E a definição desse tal papel, como aparentemente os vários governos não o conseguiram fazer, deve ser deixado aos Municípios em “cumplicidade” com os empresários e empreendedores. 
A consolidação do tecido empresarial local é a meu ver a base essencial para a partir daí se desenvolver outras oportunidades. 
Temos acessibilidades, temos gente em qualidade, mas uma demografia que nos desfavorece, temos de nos diferenciar e especializar. Conhecemos bons exemplos de quem na Agricultura, Industria, Serviços conseguiu bons resultados. 
Temos de cuidar e valorizar o que temos e promover quem quer realizar. Ganhamos todos. 
Sejamos também enquanto residentes e cidadãos elementos activos na valorização e determinação do nosso futuro. 

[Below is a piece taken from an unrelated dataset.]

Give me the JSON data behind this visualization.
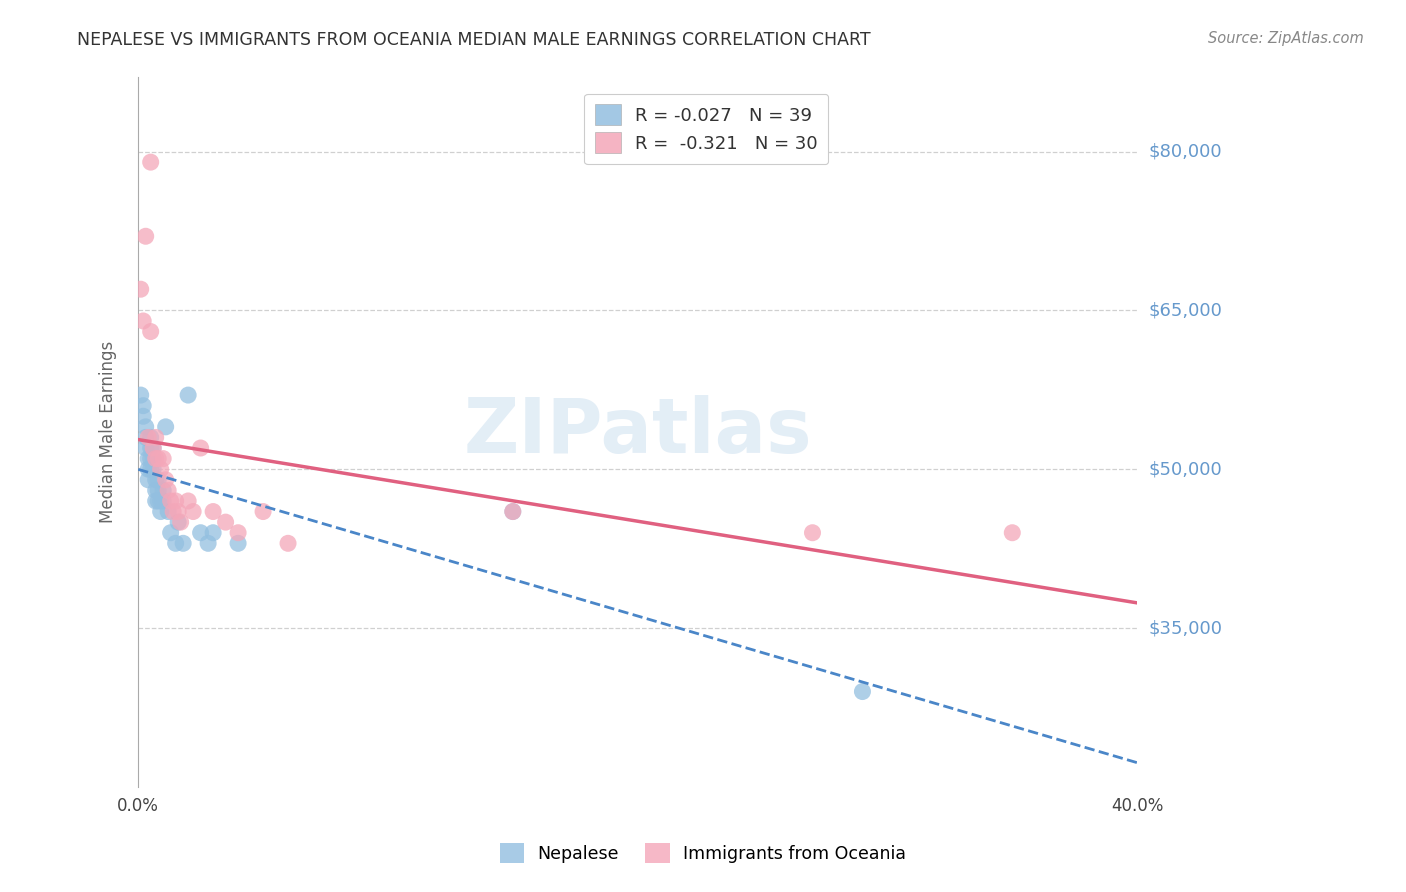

Uma pessoa que tenha sido referência, na tua juventude? 
A família sempre, mas em especial um grupo pequeníssimo de amigos que crescemos juntos desde o inicio da adolescência e cuja amizade se mantém passados mais de 30 anos… 

Uma memória de infância? 
De Lisboa, das idas à praia na Costa da Caparica. Viagens naqueles anos 80 que demoravam e tínhamos de mudar de transporte pelo menos uma vez…de Cacilheiro pelo rio ou de autocarro pela ponte a paisagem das margens e o largo rio…para onde olharia uma criança?

Que te diz Vila Mendo? 
Vila Mendo foi uma das mais belas surpresas que tive quando cheguei à Guarda. 
Um local super-hospitaleiro. É um íman, um exemplo de dinamismo, teimosia sadia e persistência. 
E a culpa é de um grupo de verdadeiros filhos-da-terra que construíram memórias e que continuam a querer construir memórias para si e para a geração seguinte…e para quem visita Vila Mendo. 
Também eu tenho boas memórias e acolho sempre com alegria todas as oportunidades de vos visitar.